As mentioned above, secured loans need collateral to operate. Using a HELOC basically gives up a portion of your house and trades it in for more debt so you can pay off your other debts. Needless to say, this method will only put your further behind and not allow you to move forward and pay off your current debts.

What is student loan consolidation?

Lastly, there are student loan consolidations. This method only works for federal student loans. It is a loan that takes all of your federal student loans and puts them into one lump payment. This type of consolidation can work in the right circumstances!

Can Consolidation Loans Damage Your Credit?

Generally speaking, the answer is no. Unless, you forget to make your monthly payments or you make a late payment. Use the loan as it is intended and do not pile on more debt. If you follow all of these tips, your credit should not be hurt.

Debt Consolidation Loans in Texas

To choose the perfect loan, it all depends on factors such as your credit score, income, desired loan amount and repayment term. Always look for the lowest annual percentage rate.

Look for lenders that specialize in debt consolidation in Texas. Make sure they know the laws in your state and do your own research on their reputability and services before jumping in.

Are There Alternatives?

Yes! There are debt relief services that can help strategize how to pay off your debt. These services negotiate with creditors to get the lowest interest rates and fees on your behalf. They do all of the heavy lifting for you. These services are usually performed by certified nonprofit credit counselors.
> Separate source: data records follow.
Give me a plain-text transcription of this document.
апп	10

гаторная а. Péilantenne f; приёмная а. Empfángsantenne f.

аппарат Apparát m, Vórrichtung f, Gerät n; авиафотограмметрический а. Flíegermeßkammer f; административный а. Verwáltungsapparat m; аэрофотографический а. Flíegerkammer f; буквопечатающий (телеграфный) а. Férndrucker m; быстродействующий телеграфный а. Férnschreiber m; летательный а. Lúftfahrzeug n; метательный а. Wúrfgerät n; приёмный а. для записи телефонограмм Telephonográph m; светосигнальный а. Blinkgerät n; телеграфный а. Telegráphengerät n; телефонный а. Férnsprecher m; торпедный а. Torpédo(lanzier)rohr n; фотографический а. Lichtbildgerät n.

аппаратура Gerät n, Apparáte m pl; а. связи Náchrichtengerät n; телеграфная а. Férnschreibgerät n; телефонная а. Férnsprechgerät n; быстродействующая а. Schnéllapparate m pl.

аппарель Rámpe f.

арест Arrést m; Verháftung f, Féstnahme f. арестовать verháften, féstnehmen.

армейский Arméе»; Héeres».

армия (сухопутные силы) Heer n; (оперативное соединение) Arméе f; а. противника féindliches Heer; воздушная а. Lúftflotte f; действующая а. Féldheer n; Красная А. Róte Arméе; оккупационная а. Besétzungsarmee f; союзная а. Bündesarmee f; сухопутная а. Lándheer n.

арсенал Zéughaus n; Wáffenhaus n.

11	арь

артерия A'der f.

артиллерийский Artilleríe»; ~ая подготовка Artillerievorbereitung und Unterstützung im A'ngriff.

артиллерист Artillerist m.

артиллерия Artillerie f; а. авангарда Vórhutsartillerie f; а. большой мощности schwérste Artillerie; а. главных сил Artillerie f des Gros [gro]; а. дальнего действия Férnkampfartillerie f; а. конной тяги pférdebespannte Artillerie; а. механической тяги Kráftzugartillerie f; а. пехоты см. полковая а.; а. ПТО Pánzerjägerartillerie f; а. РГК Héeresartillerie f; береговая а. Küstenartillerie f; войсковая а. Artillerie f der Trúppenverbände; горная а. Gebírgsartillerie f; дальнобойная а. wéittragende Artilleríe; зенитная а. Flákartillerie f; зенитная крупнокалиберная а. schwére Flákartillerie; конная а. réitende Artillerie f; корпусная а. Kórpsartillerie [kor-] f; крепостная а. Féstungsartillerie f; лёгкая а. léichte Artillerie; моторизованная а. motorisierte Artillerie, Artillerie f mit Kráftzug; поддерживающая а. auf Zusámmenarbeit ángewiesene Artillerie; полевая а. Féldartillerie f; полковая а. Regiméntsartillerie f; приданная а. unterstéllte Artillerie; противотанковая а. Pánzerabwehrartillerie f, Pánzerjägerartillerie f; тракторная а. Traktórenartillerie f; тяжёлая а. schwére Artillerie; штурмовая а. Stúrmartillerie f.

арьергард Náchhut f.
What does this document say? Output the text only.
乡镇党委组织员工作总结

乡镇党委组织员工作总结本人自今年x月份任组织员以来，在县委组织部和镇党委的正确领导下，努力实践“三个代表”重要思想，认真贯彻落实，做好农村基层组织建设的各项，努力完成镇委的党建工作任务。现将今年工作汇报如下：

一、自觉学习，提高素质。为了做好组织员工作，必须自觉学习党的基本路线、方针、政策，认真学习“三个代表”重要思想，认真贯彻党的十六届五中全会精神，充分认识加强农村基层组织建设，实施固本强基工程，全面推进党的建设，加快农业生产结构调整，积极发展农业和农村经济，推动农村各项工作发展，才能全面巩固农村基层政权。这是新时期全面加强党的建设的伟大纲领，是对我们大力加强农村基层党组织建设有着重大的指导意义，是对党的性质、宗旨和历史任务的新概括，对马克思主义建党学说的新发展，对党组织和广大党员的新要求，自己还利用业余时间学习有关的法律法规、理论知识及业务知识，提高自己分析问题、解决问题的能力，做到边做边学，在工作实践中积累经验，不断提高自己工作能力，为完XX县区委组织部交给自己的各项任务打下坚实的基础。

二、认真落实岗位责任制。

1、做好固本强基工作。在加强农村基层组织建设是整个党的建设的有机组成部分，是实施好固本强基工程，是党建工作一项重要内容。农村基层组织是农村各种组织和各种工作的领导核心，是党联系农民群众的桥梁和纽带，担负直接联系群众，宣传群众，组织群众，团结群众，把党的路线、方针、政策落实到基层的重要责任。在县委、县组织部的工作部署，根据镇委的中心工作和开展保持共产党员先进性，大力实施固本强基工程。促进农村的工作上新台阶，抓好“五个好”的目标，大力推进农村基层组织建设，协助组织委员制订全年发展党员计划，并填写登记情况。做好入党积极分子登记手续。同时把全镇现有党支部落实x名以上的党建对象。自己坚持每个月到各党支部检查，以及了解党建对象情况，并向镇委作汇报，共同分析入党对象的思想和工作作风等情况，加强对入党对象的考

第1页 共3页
There are also debt settlement services that negotiate with creditors on your behalf to settle your debt. Beware that debt settlement companies charge higher fees and even higher interest rates for their services. But, this is a great alternative to declaring bankruptcy.

Declaring bankruptcy is a last resort if you cannot pay off your debts. Bankruptcy can damage your credit and could remain on your credit report for up to 10 years. This alternative should not be taken lightly. Some or all of your personal possessions are up for grabs and you will lose access to all of your credit cards.

Though there are many downsides to bankruptcy, sometimes it is a necessary evil. Serious debt, pending foreclosures, and repossessions could warrant bankruptcy.